Using a measuring tape and a container of flour, the experts measured and marked where the supporting sets of three stakes each would go. Our energetic son climbed the stepladder with sledgehammer in hand, and the seven-foot posts were pounded into the fertile ground at an angle so they crossed near the top. Not wanting to look too professional, we just eyeballed the angles.
After each set of stakes was thumped into place, we attached the crossbars, again three on each side. We secured them to the stakes by crisscrossing lengths of twine around and around and tying them off. I think I can tie square knots in my sleep now.
Each bar was leveled in place. A top bar, which according to our son was purely for looks, was laid in the cradle of where the angled stakes intersected.
Once the first trellis was completed, one would think the second would go easier. Somehow that didn’t really happen. Still, it turned out all right, just a little off skew. The tomatoes won’t care.
In the process of all this measuring, climbing, pounding, angling, leveling and tying, we threw in a little kibitzing as well.
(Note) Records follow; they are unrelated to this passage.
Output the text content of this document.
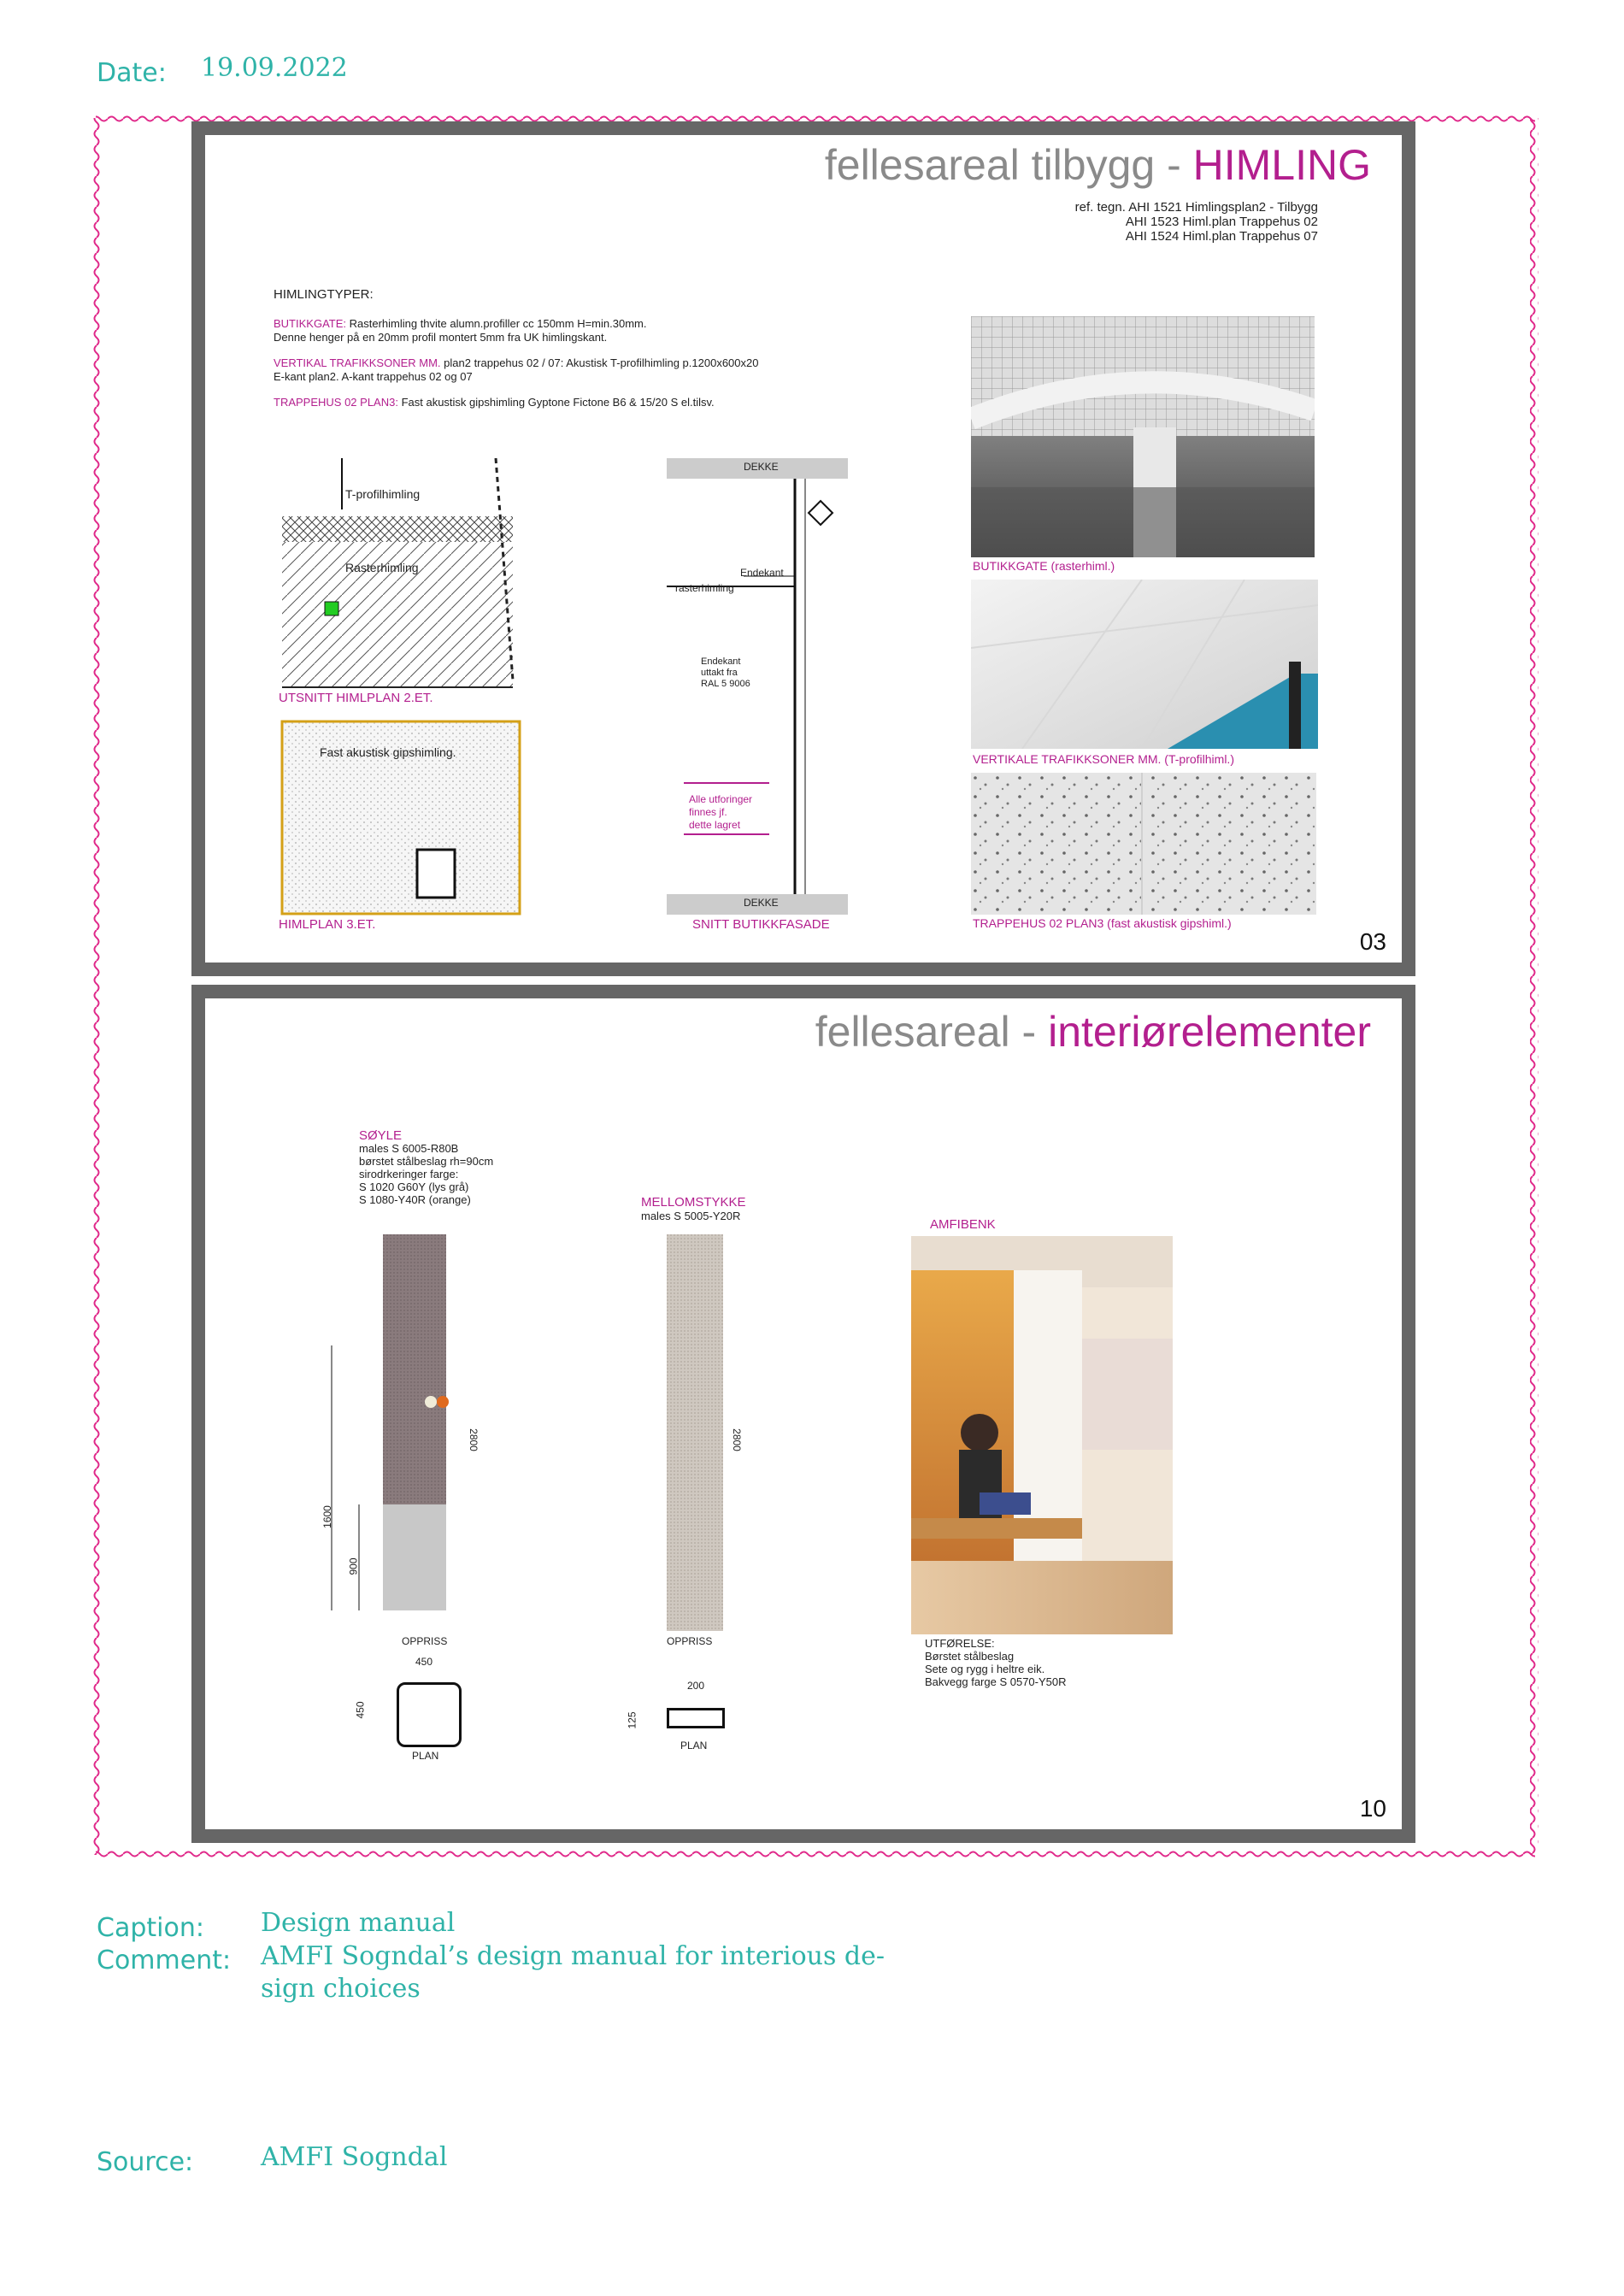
Date: 19.09.2022
fellesareal tilbygg - HIMLING
ref. tegn. AHI 1521 Himlingsplan2 - Tilbygg
AHI 1523 Himl.plan Trappehus 02
AHI 1524 Himl.plan Trappehus 07
HIMLINGTYPER:
BUTIKKGATE: Rasterhimling thvite alumn.profiller cc 150mm H=min.30mm.
Denne henger på en 20mm profil montert 5mm fra UK himlingskant.
VERTIKAL TRAFIKKSONER MM. plan2 trappehus 02 / 07: Akustisk T-profilhimling p.1200x600x20
E-kant plan2. A-kant trappehus 02 og 07
TRAPPEHUS 02 PLAN3: Fast akustisk gipshimling Gyptone Fictone B6 & 15/20 S el.tilsv.
T-profilhimling
Rasterhimling
UTSNITT HIMLPLAN 2.ET.
Fast akustisk gipshimling.
HIMLPLAN 3.ET.
DEKKE
Endekant
rasterhimling
Endekant
uttakt fra
RAL 5 9006
Alle utforinger
finnes jf.
dette lagret
DEKKE
SNITT BUTIKKFASADE
BUTIKKGATE (rasterhiml.)
VERTIKALE TRAFIKKSONER MM. (T-profilhiml.)
TRAPPEHUS 02 PLAN3 (fast akustisk gipshiml.)
03
fellesareal - interiørelementer
SØYLE
males S 6005-R80B
børstet stålbeslag rh=90cm
sirodrkeringer farge:
S 1020 G60Y (lys grå)
S 1080-Y40R (orange)
2800
1600
900
OPPRISS
450
450
PLAN
MELLOMSTYKKE
males S 5005-Y20R
2800
OPPRISS
200
125
PLAN
AMFIBENK
UTFØRELSE:
Børstet stålbeslag
Sete og rygg i heltre eik.
Bakvegg farge S 0570-Y50R
10
Caption: Design manual
Comment: AMFI Sogndal’s design manual for interious de-
sign choices
Source:	AMFI Sogndal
You know how mother, father and son, and husband and wife can be. Personal, profound, picky, sarcastic, vulnerable, venerable, loved.
This constructing trio was all that and then some on this lovely morning. While we worked beneath a cerulean sky, robins, nuthatches, house wrens and blue birds called and fed and gathered nesting materials all around us.
Building anything isn’t exactly my strong suit, unless it’s memories. Indeed, this morning well spent fit that definition like a gardener’s glove. In truth, we had built more than tomato trellises.
Creating productive, valued, lasting recollections with family seemed a most appropriate way to prepare for Memorial Day. Come late summer, when the heirlooms are heavy laden but securely ripening, memories of a different flavor will be made.